As we neared the house, my situation went from an overheating code to near meltdown. We were roughly 80 yards from the house when Clay pointed it out to me through the trees. I started a rough jog, not going too fast because I was afraid of egging the turtlehead on. I became even more stressed about 30 feet from the latrine when I felt it coming. I couldn’t contain it anymore, it was on me! Clay’s neighbors new something was amiss because I was not greeting them. Instead, I was flustered, running/limping for the latrine. I get up to the latrine path and there were two goats lying right there in the shade. I stop and scream GET OUT!, the goats sprint out of the way, and I run into the latrine, knowing that I had missed the target by 30 feet! The damage was done! Shortly after, Clay and the other arrived. A few painfully humiliating moments later, I asked Clay to come here. He asked if I needed a new pair of boxers. I said yes, and could you bring me a half-drawn bucket of water? Thanks man, I need to bathe!

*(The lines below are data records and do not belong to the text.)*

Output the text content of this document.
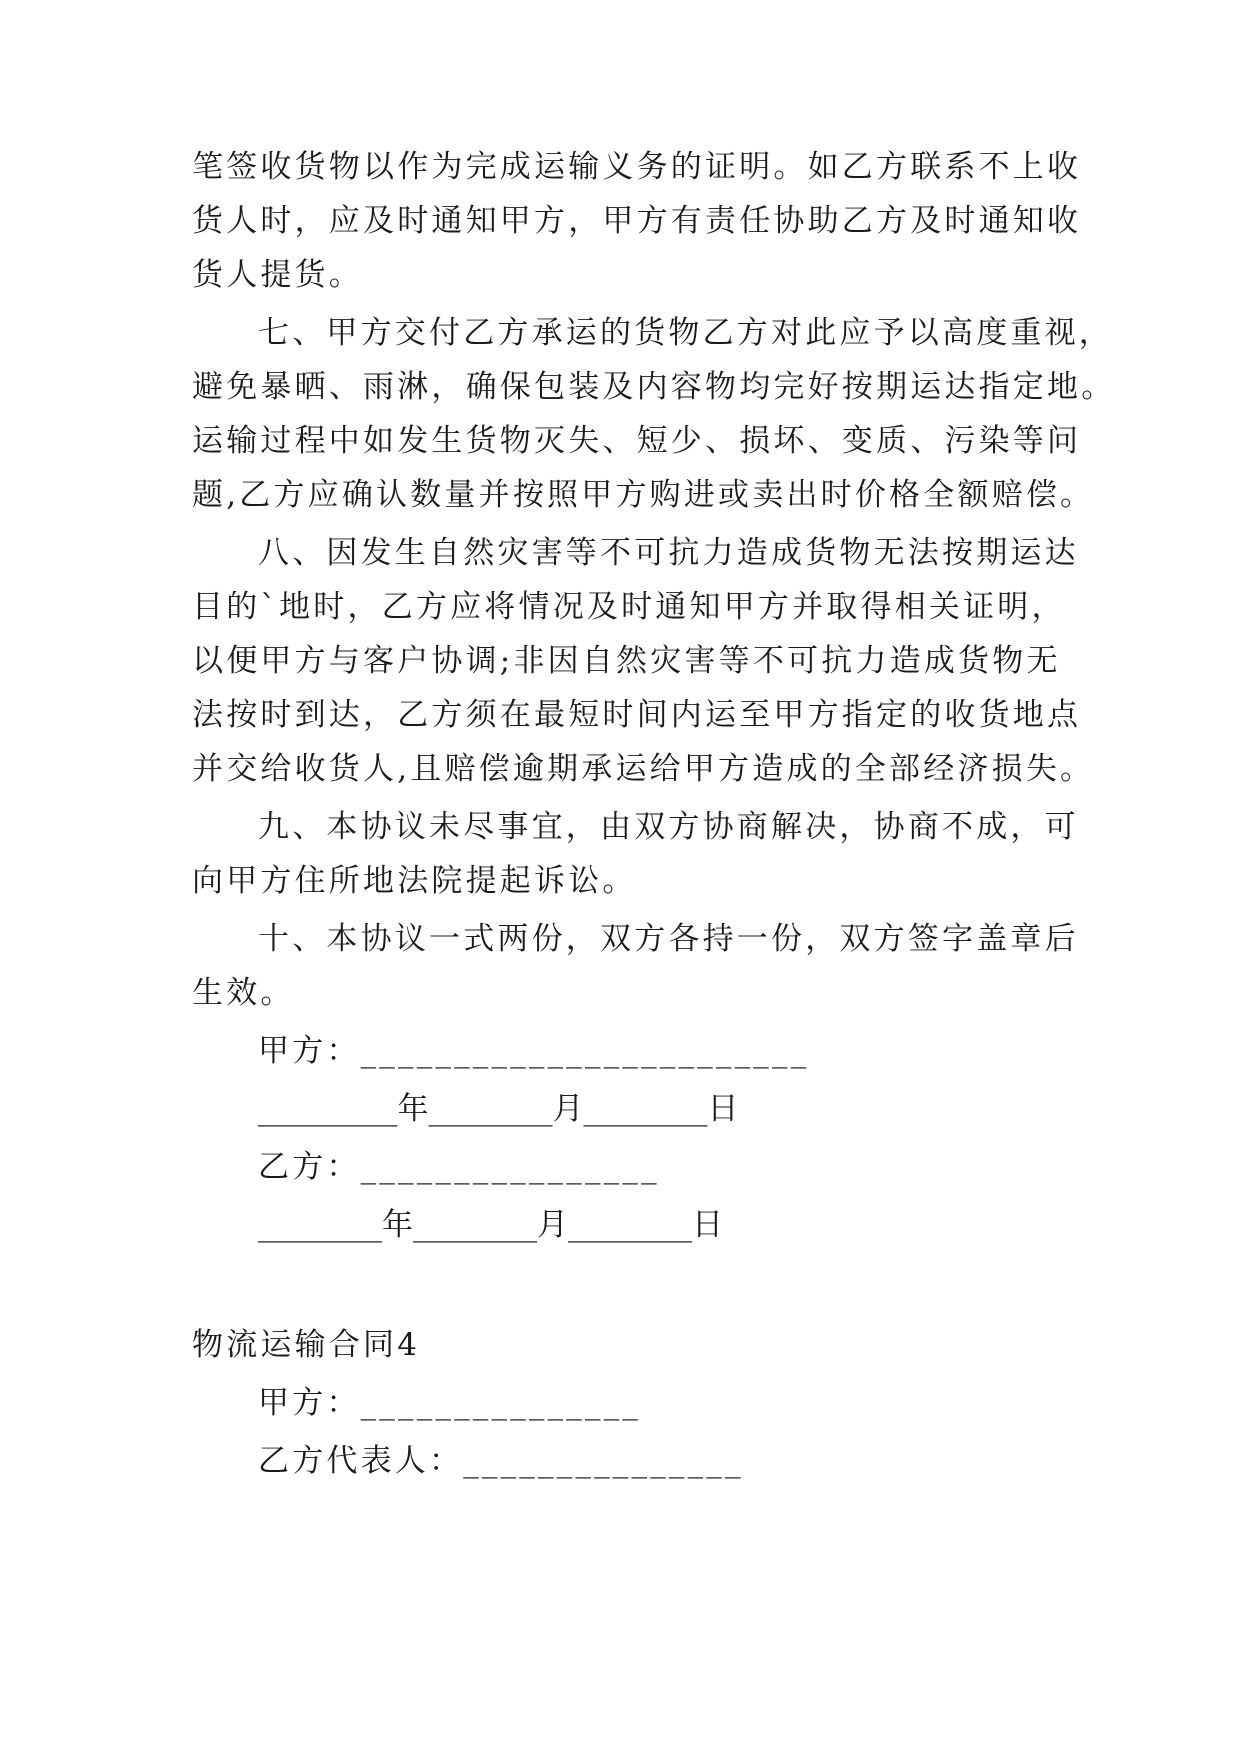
笔签收货物以作为完成运输义务的证明。如乙方联系不上收

货人时，应及时通知甲方，甲方有责任协助乙方及时通知收

货人提货。

七、甲方交付乙方承运的货物乙方对此应予以高度重视，

避免暴晒、雨淋，确保包装及内容物均完好按期运达指定地。

运输过程中如发生货物灭失、短少、损坏、变质、污染等问

题,乙方应确认数量并按照甲方购进或卖出时价格全额赔偿。

八、因发生自然灾害等不可抗力造成货物无法按期运达

目的`地时，乙方应将情况及时通知甲方并取得相关证明，

以便甲方与客户协调;非因自然灾害等不可抗力造成货物无

法按时到达，乙方须在最短时间内运至甲方指定的收货地点

并交给收货人,且赔偿逾期承运给甲方造成的全部经济损失。

九、本协议未尽事宜，由双方协商解决，协商不成，可

向甲方住所地法院提起诉讼。

十、本协议一式两份，双方各持一份，双方签字盖章后

生效。

甲方：________________________

_________年________月________日

乙方：________________

________年________月________日

物流运输合同4

甲方：_______________

乙方代表人：_______________
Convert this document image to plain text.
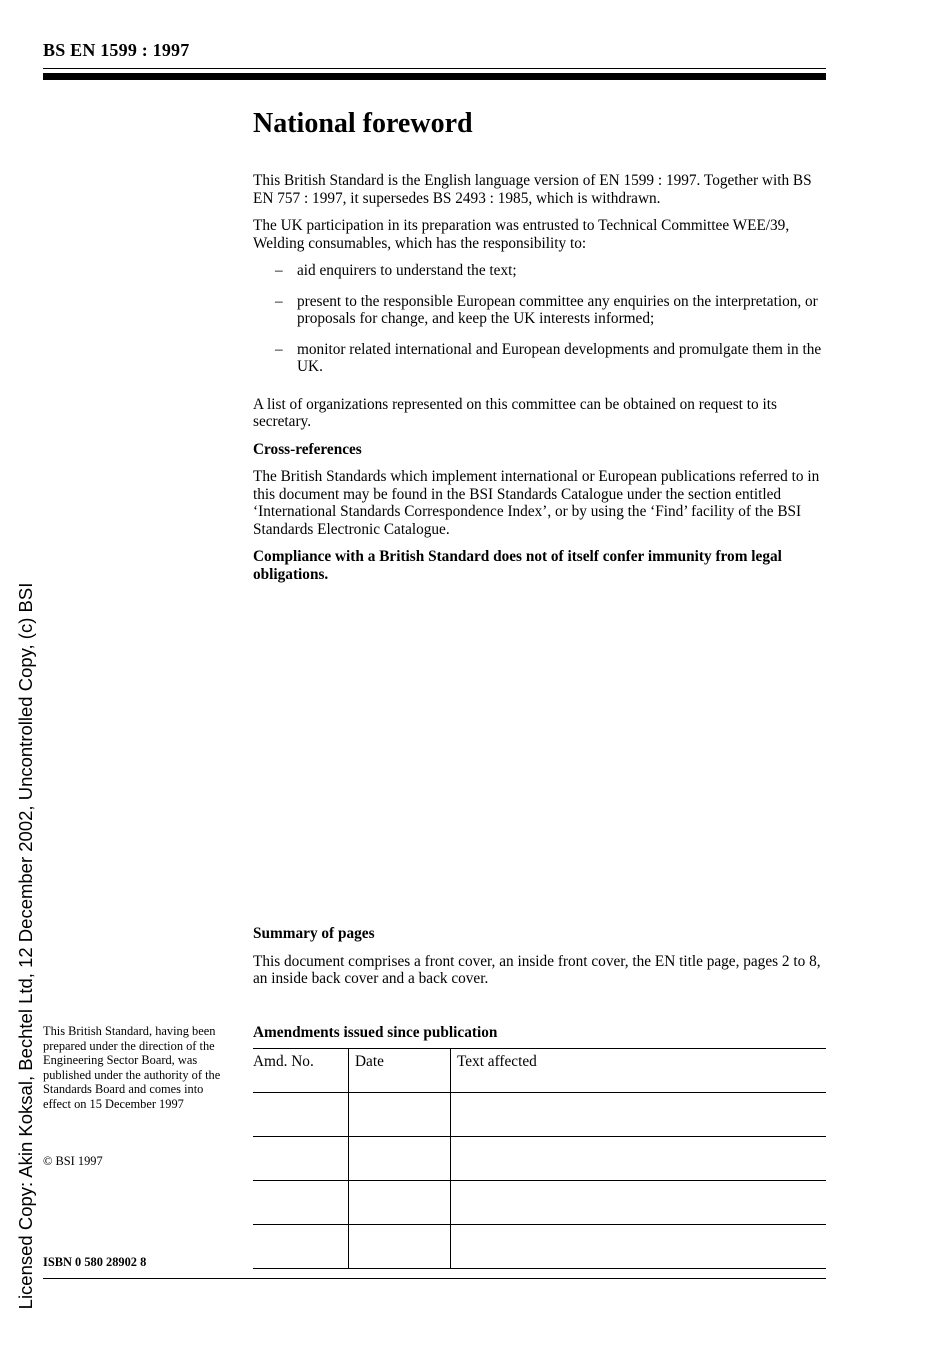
BS EN 1599 : 1997
National foreword

This British Standard is the English language version of EN 1599 : 1997. Together with BS EN 757 : 1997, it supersedes BS 2493 : 1985, which is withdrawn.

The UK participation in its preparation was entrusted to Technical Committee WEE/39, Welding consumables, which has the responsibility to:

– aid enquirers to understand the text;
– present to the responsible European committee any enquiries on the interpretation, or proposals for change, and keep the UK interests informed;
– monitor related international and European developments and promulgate them in the UK.

A list of organizations represented on this committee can be obtained on request to its secretary.

Cross-references

The British Standards which implement international or European publications referred to in this document may be found in the BSI Standards Catalogue under the section entitled ‘International Standards Correspondence Index’, or by using the ‘Find’ facility of the BSI Standards Electronic Catalogue.

Compliance with a British Standard does not of itself confer immunity from legal obligations.

Summary of pages

This document comprises a front cover, an inside front cover, the EN title page, pages 2 to 8, an inside back cover and a back cover.

Amendments issued since publication
Amd. No.	Date	Text affected

This British Standard, having been prepared under the direction of the Engineering Sector Board, was published under the authority of the Standards Board and comes into effect on 15 December 1997
© BSI 1997
ISBN 0 580 28902 8
Licensed Copy: Akin Koksal, Bechtel Ltd, 12 December 2002, Uncontrolled Copy, (c) BSI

Yeah, the other volunteer’s story about pooping in a bag in her room due to someone occupying the bathroom in her house because she couldn’t hold it. Diarrhea just exacerbates the situation. Another volunteer crapped his pants while teaching. A volunteer shitting herself on transport, probably about 30 minutes from Ouaga. One of my buddies shitting the bed while his wife and he were asleep in it and the further madness of that story! Stories of people puking and shitting their pants at the same time. This place will make you lose it, I mean it, yes! One story another married couple told me about. He shit his pants in village, so she asked him WTF?!, you a baby or what? Then, two days later, she soils herself! Oh, man, that shit stinks! I am a 30 year old man, and I just recently pooped my pants. Wow. And, oh yeah, chickens shit on my bike last night. I’m always getting my nose rubbed in it here.

1 comment:

Molly said...

Thanks for the 'keeping it real' post, Mac. I think this makes my understanding of volunteering plus awesome. While teaching? Holy shit! What did he do?